June 21, 2005
My nursing career began in pediatrics. After 2 maternity leave of absences, I was assigned to a neuro medical surgical unit. One day the Infection Control Professional (ICP) told me I would be offered a newly created ICP position because I was very detail oriented and always read my patients lab reports. I said "Gee, I don't know anything about infection control" and she whispered "Don't worry, no one else does either!"

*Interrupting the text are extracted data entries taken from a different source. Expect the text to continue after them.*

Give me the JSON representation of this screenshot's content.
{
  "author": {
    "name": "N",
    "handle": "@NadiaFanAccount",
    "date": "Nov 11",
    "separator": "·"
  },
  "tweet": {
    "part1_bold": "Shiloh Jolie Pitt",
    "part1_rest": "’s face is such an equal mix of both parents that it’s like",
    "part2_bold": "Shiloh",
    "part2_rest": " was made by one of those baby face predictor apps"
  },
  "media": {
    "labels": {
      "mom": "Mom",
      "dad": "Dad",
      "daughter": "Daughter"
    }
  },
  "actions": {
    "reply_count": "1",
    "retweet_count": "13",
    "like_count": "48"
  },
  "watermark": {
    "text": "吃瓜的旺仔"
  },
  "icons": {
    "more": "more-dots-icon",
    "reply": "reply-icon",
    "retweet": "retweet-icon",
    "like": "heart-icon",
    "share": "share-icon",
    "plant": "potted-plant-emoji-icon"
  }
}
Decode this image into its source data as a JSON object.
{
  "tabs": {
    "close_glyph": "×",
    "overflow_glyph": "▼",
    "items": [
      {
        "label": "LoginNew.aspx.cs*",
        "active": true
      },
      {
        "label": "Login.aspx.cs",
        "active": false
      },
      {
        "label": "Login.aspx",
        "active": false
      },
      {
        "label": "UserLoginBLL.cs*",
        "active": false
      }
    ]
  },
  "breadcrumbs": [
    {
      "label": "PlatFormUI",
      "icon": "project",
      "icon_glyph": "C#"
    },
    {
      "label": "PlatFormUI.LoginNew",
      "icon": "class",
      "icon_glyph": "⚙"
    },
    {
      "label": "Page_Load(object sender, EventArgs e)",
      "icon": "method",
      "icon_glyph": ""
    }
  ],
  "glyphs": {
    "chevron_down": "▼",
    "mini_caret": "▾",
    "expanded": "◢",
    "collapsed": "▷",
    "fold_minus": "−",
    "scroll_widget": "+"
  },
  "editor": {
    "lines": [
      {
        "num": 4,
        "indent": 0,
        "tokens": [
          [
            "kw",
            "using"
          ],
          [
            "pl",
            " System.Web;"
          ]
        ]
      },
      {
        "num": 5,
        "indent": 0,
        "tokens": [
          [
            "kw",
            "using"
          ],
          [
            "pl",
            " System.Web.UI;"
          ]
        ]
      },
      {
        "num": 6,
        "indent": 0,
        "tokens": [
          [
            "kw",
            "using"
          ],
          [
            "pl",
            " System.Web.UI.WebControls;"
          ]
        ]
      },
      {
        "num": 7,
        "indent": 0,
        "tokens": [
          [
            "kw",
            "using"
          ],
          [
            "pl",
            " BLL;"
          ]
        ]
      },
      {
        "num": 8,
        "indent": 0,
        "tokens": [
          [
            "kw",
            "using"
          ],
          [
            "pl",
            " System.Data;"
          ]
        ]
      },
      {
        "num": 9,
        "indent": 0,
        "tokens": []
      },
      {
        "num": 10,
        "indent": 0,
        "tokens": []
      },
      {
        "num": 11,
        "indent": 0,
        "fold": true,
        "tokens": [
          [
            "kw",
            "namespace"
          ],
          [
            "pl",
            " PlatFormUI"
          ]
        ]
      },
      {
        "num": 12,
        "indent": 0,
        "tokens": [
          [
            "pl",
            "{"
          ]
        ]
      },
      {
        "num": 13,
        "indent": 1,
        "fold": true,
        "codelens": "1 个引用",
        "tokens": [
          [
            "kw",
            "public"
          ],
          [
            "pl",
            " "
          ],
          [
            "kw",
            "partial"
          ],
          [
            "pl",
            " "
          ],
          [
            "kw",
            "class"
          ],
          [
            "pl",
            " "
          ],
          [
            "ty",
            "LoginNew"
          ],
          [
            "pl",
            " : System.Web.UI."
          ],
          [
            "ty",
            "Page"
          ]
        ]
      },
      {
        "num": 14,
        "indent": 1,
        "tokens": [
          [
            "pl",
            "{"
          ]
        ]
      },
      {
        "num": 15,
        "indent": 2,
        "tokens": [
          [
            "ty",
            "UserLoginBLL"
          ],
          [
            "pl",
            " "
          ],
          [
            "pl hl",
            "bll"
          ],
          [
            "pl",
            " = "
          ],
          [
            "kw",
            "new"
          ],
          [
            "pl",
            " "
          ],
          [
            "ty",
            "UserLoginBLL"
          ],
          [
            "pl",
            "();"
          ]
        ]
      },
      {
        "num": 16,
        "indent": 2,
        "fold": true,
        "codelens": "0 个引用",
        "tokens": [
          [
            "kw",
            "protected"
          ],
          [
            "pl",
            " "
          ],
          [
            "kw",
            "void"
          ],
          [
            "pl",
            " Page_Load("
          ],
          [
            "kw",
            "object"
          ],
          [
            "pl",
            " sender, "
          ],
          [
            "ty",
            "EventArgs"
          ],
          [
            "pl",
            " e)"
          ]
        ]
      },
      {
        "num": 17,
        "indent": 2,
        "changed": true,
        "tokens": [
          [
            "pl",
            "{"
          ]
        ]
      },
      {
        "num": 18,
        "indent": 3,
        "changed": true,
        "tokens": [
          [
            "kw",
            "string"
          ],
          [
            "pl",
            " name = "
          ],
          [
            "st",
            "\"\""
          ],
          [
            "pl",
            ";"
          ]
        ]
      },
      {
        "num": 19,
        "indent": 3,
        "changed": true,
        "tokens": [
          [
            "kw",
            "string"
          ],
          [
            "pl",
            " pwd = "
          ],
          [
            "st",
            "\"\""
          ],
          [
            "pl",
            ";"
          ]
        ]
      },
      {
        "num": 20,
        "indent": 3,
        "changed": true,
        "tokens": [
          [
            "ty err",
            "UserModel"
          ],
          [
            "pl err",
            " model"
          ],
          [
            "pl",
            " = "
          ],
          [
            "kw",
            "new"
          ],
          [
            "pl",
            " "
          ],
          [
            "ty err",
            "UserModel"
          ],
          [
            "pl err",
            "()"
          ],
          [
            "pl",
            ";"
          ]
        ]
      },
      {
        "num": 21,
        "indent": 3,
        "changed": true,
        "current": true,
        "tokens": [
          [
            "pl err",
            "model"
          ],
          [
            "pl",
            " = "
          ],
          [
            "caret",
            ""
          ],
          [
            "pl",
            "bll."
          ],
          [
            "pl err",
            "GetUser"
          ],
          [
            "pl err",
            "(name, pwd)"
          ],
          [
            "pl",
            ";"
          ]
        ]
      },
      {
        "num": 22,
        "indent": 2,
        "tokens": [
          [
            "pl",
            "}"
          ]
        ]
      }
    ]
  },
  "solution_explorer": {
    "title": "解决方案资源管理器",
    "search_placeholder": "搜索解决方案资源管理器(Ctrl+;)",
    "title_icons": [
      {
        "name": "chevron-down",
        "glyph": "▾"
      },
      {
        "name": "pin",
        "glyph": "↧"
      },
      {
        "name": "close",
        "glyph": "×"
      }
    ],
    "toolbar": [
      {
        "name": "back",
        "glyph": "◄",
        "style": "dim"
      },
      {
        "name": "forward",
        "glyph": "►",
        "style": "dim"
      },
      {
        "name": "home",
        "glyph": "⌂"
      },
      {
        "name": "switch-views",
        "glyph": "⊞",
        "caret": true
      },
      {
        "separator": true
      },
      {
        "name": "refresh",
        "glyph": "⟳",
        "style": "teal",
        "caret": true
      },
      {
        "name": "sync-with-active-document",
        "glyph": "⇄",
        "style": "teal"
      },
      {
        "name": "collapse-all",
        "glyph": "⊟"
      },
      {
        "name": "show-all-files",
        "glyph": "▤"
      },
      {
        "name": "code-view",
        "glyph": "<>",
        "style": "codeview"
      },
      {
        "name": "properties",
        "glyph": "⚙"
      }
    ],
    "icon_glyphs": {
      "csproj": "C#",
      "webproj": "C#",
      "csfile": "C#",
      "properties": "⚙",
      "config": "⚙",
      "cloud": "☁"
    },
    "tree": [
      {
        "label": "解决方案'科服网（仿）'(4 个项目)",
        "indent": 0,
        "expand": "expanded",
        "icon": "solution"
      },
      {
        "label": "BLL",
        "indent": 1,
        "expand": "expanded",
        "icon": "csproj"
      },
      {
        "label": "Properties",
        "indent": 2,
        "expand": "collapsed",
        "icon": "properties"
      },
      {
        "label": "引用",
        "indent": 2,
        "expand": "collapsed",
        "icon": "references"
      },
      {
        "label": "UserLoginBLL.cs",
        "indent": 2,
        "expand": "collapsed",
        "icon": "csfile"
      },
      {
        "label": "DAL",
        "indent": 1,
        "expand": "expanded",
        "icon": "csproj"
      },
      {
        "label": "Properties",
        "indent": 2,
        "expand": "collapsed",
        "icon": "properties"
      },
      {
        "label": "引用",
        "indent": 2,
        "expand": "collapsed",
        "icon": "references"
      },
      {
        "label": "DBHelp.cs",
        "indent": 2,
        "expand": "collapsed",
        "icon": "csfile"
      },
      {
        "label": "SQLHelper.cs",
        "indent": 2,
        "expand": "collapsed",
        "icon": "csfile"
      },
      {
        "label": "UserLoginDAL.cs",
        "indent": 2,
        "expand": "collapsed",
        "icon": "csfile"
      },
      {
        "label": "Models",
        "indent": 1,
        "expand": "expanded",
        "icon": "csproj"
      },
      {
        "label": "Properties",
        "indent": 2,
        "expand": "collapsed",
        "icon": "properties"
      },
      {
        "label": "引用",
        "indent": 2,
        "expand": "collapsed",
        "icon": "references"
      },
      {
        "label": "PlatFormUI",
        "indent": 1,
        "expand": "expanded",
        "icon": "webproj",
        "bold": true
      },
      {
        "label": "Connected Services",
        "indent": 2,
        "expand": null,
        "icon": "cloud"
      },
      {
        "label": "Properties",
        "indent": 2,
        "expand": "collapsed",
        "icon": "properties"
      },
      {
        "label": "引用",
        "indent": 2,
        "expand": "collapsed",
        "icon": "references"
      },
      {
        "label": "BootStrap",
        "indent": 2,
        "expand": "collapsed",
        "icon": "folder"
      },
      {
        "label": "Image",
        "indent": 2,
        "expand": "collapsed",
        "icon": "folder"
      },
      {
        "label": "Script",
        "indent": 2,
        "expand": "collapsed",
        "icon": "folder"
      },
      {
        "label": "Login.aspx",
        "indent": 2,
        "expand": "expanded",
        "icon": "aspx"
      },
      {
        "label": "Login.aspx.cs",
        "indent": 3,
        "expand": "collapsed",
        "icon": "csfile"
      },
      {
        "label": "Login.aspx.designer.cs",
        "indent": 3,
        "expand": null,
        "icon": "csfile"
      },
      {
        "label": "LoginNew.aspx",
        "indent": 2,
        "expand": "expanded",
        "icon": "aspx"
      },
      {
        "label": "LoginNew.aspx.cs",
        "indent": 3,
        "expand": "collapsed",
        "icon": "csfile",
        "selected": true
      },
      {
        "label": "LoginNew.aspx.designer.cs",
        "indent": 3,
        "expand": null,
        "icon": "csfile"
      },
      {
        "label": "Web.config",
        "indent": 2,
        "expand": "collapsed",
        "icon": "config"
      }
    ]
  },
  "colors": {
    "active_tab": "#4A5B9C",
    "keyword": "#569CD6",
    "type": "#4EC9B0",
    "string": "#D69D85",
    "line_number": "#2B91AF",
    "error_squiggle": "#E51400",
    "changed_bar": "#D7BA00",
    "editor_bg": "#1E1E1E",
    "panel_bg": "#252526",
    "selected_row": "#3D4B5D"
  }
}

That was 26 years ago, and I have been an ICP since that day… but, WOW has my job changed over time: AIDS came, OSHA (Occupational Safety & Health Administration) came, MRSA (Methicillin-Resistant Staphylococcus Aureus) and VRE (Vancomycin Resistant Enterococcus) came, TB (Tuberculosis), SARS (Severe Acute Respiratory Syndrome), Anthrax, bioterrorism came, needlesticks due to re-capping are gone, educated patients ask staff to wash hands, and public reporting of hospital infections has put a new spin on everything. I have almost always worked alone, full time and have never had a dull day. I rally my "nurse's heart and spirit" daily by remembering that if I am not enthusiastic and credible about all aspects of infection control, the staff and patients are not getting what they need and deserve… which is really why I became a Nurse… to care, and I do, through my role as an ICP.
Tina Lamberski, RN, CIC
I have been an ICP since 2003 and have been in awe in that short time by the vast impact one can have on patient care and patient outcomes. It really is an exciting job.